Nevertheless, for all the invocations of "danger" in this movie, none of the scenes actually make the audience feel any of that danger. A practiced movie viewer will know from the moment the jets streak across the sky and a generic military voice fills us in on the plot exactly how things are going to go down. By the last scene, watching Tom Cruise blow up Russian fighter jets like pinatas filled with bombs is not only tired and unsurprising, but markedly uninspiring as well.

But there is more to this movie. Next Tuesday.

September 3, 2009

Enemy at the Gates (or Behind the Lens Cap?)

**Warning.
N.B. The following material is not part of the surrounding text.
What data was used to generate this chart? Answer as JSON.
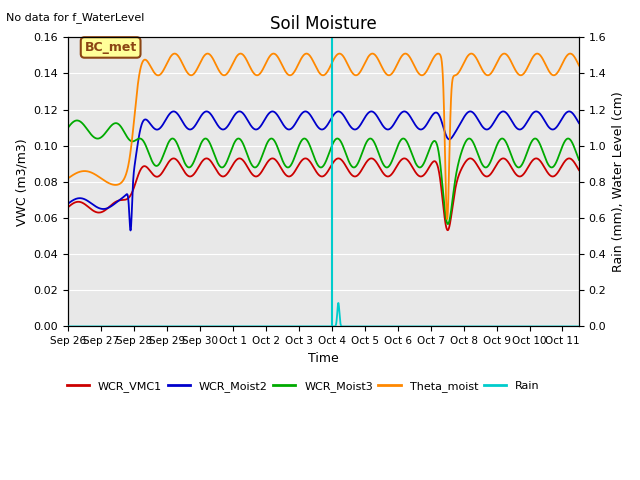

This review contains epic amounts of fail. So much fail, I might add, that it is questionable whether or not there is room for anything BUT fail in this movie. Also, spoilers.**

I first watched Enemy at the Gates on my couch in my apartment, after finding it free on one of those sketchy offshore servers that have been holding down the music industry like a dominatrix during Burning Man. It was a nice night. Then I was thrown into a violent rage.

Enemy at the Gates, a A-list historical drama from 2001, was supposed to be for the Battle of Stalingrad what Saving Private Ryan was for D-Day. Both are films that are epic in scope, filled with soldiers and the people who love them, and feature "sympathetic" looks at the gruff-and-tumble vets with cigarettes dangling out of the side of their perpetually mud-covered faces while they complain that "they're getting too old for this." Though don't be fooled into thinking they're equivalent movies, however. Saving Private Ryan won Best Picture and was, at the time, the most realistic war movie ever put to film. Enemy at the Gates featured a Jude Law sex scene.

Saving Private Ryan focused on American troops deployed in France on a mission for country and brotherhood, facing harrowing combat that taught them the true nature of patriotism and the meaning of freedom. Enemy at the Gates spends so much energy bashing it's communist characters that the Nazis look like schnitzel-eating good guys who want to conquer Europe in the name of puppies.

Saving Private Ryan discussed deep-seated issues of patriarchy and fraternity in the American military institution. Enemy at the Gates had a love triangle so inane that it made Pearl Harbor's subplots look like an epic romance.

Did I mention that, in the worst makeup decision since Orson Welles smeared shit all over Charleston Heston's face, both films use mud as the primary cosmetic device? Were the filmmakers not aware that even people on the battlefield have been known to wash their faces? (How did their faces even get that dirty in the first place? Are their pillows made of coal?)

Enemy at the Gates is about Jude Law, a naive Russian boy, who grows up to become the Soviet Union's most famous sniper with the help of his good friend, a commissar in the Communist Party. Between them there is a woman, Rachel Weisz, who is actually a very talented actress if you watch any other movie, especially if she's not in it. The movie takes place entirely during the battle of Stalingrad, one of the most heroic battles in the war's history. Even Cold War American historians thought that Stalingrad a heroic tale of survival and defiance in the face of Fascism. Enemy at the Gates doesn't buy into that rhetoric, however, and prefers to show wave-after-wave of Russian soldiers getting mowed down in slow motion while dramatic music plays like a cheap knockoff of a Sam Peckinpah movie with slightly fewer Mexicans.

But when it comes to crowning achievements in badness, the ending of this movie takes the cake. I won't reveal it, but I will say that one of the main characters makes a speech about how socialism will never work because of love triangles, and then kills himself. I raged. I threw a fit. If I had been in the theater, I might have actually punched something in the face. This movie pretends so hard to be good. It tries so hard to be that seminal big-budget film about WWII that could get post 9/11 audiences to open their hearts and pocketbooks to the War on Terror. Unfortunately, some war movies just don't know when to quit. The rest of us, on the other hand, should quit before we're at the gates.